# Simple Harmonic Motion of a Block on a Spring

1. Feb 7, 2010

### Neodudeman

1. The problem statement, all variables and given/known data
There's a block attached to a spring on a frictionless surface that oscillates back and forth. (Assume no damping).
At t=0, the potential energy in the spring is 25% of the maximum potential energy.
Kinetic energy decreases with time at t=0, and at t=2, the kinetic energy becomes 0 for the first time.
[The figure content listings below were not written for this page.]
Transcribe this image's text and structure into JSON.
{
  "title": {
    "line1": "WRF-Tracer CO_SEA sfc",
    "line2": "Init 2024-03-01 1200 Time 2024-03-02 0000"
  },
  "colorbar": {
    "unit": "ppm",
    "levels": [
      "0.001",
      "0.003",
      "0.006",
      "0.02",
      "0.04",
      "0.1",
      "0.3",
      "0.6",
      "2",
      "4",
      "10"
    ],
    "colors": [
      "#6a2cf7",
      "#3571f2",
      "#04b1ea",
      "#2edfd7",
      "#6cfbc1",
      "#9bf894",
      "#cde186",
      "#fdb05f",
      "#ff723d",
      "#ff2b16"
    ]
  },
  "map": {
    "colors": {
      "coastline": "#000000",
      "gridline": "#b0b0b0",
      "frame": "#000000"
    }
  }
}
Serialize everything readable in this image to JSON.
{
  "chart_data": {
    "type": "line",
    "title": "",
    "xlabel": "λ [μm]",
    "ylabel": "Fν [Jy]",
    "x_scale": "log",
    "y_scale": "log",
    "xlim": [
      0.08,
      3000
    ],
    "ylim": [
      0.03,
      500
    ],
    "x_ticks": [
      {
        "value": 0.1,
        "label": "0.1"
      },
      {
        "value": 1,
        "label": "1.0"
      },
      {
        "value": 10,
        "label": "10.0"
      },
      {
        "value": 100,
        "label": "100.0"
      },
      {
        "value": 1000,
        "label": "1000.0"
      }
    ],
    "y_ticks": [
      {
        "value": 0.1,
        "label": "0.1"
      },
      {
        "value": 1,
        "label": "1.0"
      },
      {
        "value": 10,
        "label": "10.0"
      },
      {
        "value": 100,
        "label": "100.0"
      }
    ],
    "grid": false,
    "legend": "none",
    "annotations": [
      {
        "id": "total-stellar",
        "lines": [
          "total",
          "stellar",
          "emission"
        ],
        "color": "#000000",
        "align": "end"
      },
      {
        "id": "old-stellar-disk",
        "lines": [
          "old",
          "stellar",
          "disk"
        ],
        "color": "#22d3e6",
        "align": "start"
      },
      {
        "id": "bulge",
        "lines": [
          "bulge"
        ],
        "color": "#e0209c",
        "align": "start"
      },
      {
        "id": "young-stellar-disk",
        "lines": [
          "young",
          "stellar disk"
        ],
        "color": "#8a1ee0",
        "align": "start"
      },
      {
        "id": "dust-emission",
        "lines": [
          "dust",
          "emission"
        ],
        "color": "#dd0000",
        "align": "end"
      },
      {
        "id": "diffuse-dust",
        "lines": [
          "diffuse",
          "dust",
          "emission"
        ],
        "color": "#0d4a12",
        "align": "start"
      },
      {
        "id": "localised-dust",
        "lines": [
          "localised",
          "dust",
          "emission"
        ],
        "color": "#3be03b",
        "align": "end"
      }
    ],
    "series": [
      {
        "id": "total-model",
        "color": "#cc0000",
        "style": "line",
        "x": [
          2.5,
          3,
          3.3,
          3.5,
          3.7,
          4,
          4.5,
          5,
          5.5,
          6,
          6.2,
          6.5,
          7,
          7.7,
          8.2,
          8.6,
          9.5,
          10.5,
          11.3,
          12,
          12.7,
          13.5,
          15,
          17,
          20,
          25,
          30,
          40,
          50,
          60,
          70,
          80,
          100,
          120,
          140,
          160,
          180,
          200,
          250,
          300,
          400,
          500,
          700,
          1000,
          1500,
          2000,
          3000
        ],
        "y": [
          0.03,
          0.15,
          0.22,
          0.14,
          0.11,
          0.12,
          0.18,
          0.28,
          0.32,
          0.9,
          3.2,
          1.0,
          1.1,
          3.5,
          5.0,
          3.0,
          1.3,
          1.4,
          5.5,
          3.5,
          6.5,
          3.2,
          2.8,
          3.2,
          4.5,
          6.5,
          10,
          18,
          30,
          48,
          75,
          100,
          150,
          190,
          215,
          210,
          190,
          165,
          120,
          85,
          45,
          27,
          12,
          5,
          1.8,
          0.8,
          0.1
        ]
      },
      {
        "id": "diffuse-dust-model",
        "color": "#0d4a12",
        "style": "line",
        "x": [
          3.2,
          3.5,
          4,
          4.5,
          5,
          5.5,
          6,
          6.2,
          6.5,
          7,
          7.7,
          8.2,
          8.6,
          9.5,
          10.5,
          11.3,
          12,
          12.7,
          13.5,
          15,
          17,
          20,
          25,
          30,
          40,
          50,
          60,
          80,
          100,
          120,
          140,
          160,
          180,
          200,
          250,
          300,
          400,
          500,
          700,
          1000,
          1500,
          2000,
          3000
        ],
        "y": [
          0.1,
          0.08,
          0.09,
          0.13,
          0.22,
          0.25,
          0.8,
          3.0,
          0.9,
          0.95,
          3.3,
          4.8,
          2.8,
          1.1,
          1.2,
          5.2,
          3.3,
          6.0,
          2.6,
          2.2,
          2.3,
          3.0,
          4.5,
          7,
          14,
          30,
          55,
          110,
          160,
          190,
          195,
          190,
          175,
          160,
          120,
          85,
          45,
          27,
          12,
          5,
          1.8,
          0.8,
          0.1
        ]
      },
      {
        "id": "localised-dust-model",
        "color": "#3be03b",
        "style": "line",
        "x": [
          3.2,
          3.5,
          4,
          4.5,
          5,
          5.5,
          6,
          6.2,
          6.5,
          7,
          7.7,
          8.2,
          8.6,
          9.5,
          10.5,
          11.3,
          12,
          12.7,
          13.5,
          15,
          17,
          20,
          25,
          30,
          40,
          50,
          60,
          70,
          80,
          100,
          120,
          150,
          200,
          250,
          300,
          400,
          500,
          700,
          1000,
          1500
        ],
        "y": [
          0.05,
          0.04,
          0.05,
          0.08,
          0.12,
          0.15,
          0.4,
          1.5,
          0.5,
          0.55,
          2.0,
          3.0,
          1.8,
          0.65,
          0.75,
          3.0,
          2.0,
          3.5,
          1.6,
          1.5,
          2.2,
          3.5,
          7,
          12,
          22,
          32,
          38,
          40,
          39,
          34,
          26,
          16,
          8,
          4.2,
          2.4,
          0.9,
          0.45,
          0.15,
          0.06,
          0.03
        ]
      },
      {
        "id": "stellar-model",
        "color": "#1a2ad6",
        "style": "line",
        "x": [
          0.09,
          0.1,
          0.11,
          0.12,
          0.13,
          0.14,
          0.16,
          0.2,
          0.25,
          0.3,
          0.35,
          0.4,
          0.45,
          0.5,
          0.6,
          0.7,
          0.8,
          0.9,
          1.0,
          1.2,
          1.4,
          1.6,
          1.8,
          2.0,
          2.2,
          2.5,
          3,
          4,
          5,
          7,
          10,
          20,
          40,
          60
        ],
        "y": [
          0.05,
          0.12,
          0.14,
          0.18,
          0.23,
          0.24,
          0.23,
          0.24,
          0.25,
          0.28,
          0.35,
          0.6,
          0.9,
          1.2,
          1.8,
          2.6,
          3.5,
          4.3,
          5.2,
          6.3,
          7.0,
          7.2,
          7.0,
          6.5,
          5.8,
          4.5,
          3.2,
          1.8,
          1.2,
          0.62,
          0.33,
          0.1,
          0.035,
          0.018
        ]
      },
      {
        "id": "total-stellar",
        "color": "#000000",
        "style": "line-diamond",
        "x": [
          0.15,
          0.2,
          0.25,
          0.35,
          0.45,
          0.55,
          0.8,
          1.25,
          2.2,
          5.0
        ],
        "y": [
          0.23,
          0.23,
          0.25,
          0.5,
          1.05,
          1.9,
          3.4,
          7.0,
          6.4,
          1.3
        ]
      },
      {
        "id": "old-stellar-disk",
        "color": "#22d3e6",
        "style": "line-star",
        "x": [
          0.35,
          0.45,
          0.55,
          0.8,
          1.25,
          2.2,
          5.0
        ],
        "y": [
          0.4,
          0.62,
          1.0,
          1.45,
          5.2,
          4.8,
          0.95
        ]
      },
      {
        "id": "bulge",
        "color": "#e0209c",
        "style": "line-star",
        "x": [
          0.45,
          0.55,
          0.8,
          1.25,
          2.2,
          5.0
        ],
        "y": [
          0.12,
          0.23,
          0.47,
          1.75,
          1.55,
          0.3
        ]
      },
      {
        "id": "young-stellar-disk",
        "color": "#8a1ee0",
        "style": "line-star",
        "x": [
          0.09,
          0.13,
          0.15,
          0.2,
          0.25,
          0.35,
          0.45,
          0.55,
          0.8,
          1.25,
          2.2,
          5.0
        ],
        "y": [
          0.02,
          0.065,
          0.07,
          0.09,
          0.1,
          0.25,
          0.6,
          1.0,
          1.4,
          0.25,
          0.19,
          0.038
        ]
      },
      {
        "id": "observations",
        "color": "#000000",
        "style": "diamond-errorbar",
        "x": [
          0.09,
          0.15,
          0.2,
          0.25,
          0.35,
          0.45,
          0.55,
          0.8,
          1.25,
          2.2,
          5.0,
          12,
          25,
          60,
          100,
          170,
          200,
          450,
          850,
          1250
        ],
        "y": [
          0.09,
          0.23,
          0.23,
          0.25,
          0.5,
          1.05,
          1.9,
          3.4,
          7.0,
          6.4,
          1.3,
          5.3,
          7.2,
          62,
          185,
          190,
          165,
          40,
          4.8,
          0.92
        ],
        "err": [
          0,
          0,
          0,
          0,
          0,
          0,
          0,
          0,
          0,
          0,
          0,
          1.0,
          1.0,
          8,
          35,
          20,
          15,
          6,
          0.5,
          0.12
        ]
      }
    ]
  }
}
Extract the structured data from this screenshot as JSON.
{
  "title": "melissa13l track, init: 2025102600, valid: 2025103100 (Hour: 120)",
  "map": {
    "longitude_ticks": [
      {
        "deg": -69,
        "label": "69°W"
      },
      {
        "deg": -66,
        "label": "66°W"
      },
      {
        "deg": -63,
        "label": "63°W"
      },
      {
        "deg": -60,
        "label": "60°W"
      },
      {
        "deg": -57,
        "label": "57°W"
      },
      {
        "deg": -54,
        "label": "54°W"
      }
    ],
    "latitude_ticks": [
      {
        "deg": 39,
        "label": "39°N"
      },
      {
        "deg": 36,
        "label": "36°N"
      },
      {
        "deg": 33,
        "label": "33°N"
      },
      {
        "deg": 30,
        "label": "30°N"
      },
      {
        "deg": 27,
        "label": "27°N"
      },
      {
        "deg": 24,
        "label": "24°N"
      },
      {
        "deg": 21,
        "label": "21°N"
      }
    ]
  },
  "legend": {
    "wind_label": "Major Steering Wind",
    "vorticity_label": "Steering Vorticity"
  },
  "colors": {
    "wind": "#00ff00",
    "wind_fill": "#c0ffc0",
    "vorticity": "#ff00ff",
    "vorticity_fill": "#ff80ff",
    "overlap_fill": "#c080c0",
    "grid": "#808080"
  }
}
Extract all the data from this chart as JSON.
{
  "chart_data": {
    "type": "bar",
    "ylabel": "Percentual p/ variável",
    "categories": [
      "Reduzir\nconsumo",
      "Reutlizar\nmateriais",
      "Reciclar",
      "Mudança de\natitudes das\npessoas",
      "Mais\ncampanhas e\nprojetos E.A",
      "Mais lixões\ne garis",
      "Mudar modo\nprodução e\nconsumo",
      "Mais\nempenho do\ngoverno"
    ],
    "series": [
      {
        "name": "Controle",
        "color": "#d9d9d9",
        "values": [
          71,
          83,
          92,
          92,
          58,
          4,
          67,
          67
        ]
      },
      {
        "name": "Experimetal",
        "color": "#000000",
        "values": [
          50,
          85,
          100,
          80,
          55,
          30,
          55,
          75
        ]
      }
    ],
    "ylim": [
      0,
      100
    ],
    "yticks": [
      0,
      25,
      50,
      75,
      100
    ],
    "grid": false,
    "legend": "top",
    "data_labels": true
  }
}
Determine the frequency of this motion.

2. Relevant equations
$$\frac{1}{2}$$mv2 + $$\frac{1}{2}$$kx2 = Enet
x(t) = Acos($$\omega$$*t+$$\phi$$o)

3. The attempt at a solution
Ok. In order to get Frequency, we need the Period. To get the period, we solve for $$\omega$$ by using the position function.
To use the position function, we must first find $$\phi$$.

So, according to the data, at t=0, the PE is 25% of the maximum potential energy. We know that the maximum potential energy is actually equal to $$\frac{1}{2}$$kA2. Thus, 25% of the maximum potential energy is equal to $$\frac{1}{4}$$*$$\frac{1}{2}$$*kA2.
Therefore, at t=0, $$\frac{1}{4}$$*$$\frac{1}{2}$$*kA2=$$\frac{1}{2}$$kx2.

Solving for x, we get that x=$$\frac{1}{2}$$A.

Putting that into the position function,
@t=0
$$\frac{1}{2}$$A=Acos($$\omega$$*0+$$\phi$$)
$$\frac{1}{2}$$=cos($$\phi$$)
acos($$\frac{1}{2}$$=$$\phi$$)

$$\phi$$=$$\pi$$/3

Now, solving for $$\omega$$ and the period.

And this is where I have a problem...

x(t)=A*cos($$\omega$$*t+$$\phi$$)
At t=2, the potential energy is max, meaning the kinetic energy is 0. Thus, the position x is equal to the amplitude A.

A=A*cos($$\omega$$*2+$$\pi$$/3)
Divide by A, and $$\omega$$ = 2$$\pi$$/T
1=cos(4$$\pi$$/T+$$\pi$$/3)
Acos(1) = 0
0 = 4$$\pi$$/T+$$\pi$$/3
Subtracting by $$\pi$$/3
-$$\pi$$/3 = 4$$\pi$$/T
-1/3=4/T
This gives us:
T=-12

Which, I'm 90% sure, we cannot have.
A negative period gives a negative frequency. Where did I mess up in this problem? :/

2. Feb 7, 2010

### thebigstar25

I had a look at your solution .. maybe I cant be helpful .. but you know that cos(60)=cos(-60)=0.5 .. if you use the -60 instead of 60 (pi/3) you will end up with the right sign , since it is impossible (100%) to have a negative frequency or period they alwaye positive ..

3. Feb 7, 2010

### Neodudeman

I think, expanding from this idea, it's possible to use, instead of
0=4$$\pi$$/3+$$\pi$$/3
you can do
2$$\pi$$=4$$\pi$$/3+$$\pi$$/3

This gives f=5/12

With a -$$\pi$$/3, it gives a f=1/12

Which is correct then? Hmm... Maybe someone can comment on the theories behind each of these approaches?